Après la période du français Jean Léturgie plutôt correcte au scénario (Le Klondike) mais le très décevant belge Bob de Groot (Marcel Dalton), Morris accueille le suisse Patrick Nordmann pour ce Prophète.
Et contre toute attente l'ensemble est de bonne facture ! Oui étonnement, car depuis le départ de Goscinny, l'univers a nettement perdu de sa consistance pour ne pas dire de son intérêt. Il n'y a plus d'albums de très grande qualité comme la deuxième moitié Dupuis et la première moitié Dargaud. Ça malheureusement les aficionados ont fait une croix dessus. Mais, pitié, au moins des scénarios corrects où l'univers, les personnages et les références sont respectées. Juste ça. Hé bien Le Prophète fait le job.
Le sujet est osé : aborder la religion et ses excès à travers l'humour. Le tout dans un contexte Far West avec bien sûr les inévitables Dalton et Rantanplan, bah oui faut vendre. Mais cet album fait plaisir car on a à la fois de la nouveauté dans le sujet, son traitement, le personnage principal (Dunkle, un sombre prédicateur) et un univers respecté : les références ne sont pas amenées à la truelle (cf Marcel Dalton) et il n'y a pas du grotesque qui pique aux yeux (cf La Corde du Pendu). Aussi, peu d'albums consacrent autant de pages au pénitencier - 10 dans cet album au total - qui est pourtant un lieu incontournable de l'univers du cow-boy solitaire.
Les dialogues sont plutôt fins, amènent à penser et seuls les Dalton pouvaient tenter de pervertir les mormons dans leur train de vie comme dans cet album.
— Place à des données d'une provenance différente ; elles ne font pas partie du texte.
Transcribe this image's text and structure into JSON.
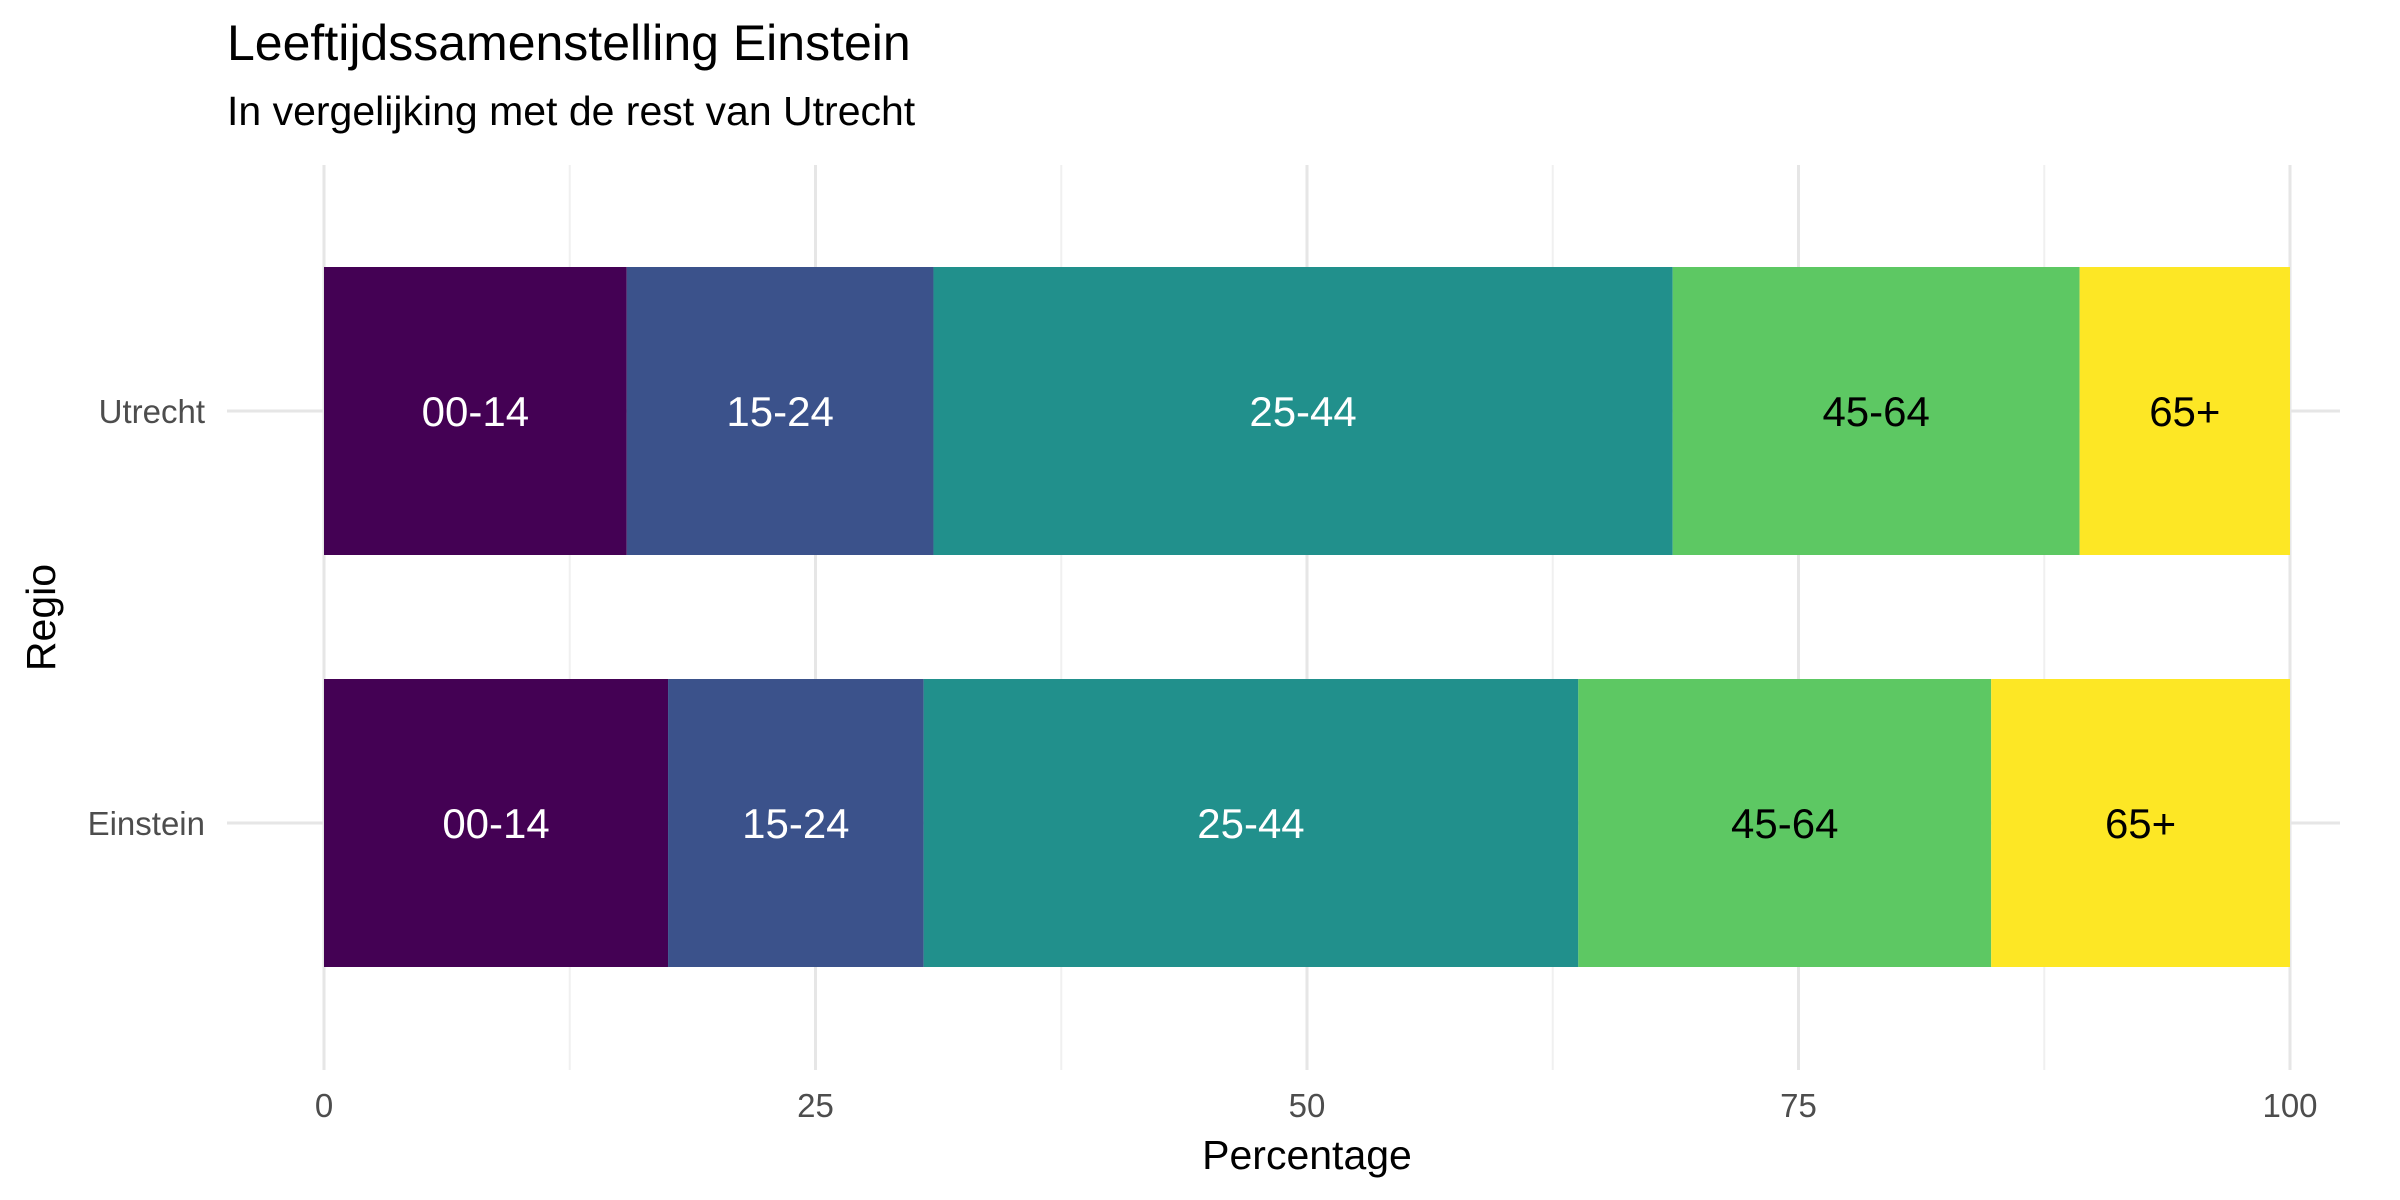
{
  "chart_data": {
    "type": "bar",
    "orientation": "horizontal",
    "stacked": true,
    "title": "Leeftijdssamenstelling Einstein",
    "subtitle": "In vergelijking met de rest van Utrecht",
    "xlabel": "Percentage",
    "ylabel": "Regio",
    "xlim": [
      0,
      100
    ],
    "x_ticks": [
      0,
      25,
      50,
      75,
      100
    ],
    "grid": true,
    "legend": "none",
    "categories": [
      "Utrecht",
      "Einstein"
    ],
    "series": [
      {
        "name": "00-14",
        "values": [
          15.4,
          17.5
        ],
        "color": "#440154",
        "label_color": "#ffffff"
      },
      {
        "name": "15-24",
        "values": [
          15.6,
          13.0
        ],
        "color": "#3B528B",
        "label_color": "#ffffff"
      },
      {
        "name": "25-44",
        "values": [
          37.6,
          33.3
        ],
        "color": "#21908C",
        "label_color": "#ffffff"
      },
      {
        "name": "45-64",
        "values": [
          20.7,
          21.0
        ],
        "color": "#5DC863",
        "label_color": "#000000"
      },
      {
        "name": "65+",
        "values": [
          10.7,
          15.2
        ],
        "color": "#FDE725",
        "label_color": "#000000"
      }
    ]
  }
}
Il n'y a pas de manichéisme : les croyants sont critiqués dans leurs excès (l'absolutisme de Dunkle, l'aveuglement du disciple Averell) mais aussi fortement gratifiés dans leur bonté (le pasteur Kragelsohn qui présente un personnage très fort, sorte de héros discret).
On pourra regretter que Lucky Luke soit autant absent, 17 planches en tout (dont 3 sur une case seulement!), certainement l'album où il agit le moins. Aussi au niveau graphique, les planches ne sont pas très variées, l'histoire se plaçant davantage sur le propos et le message que sur le spectaculaire.
Même si ce n'est pas une merveille, il serait dommage de passer à côté de ce Prophète.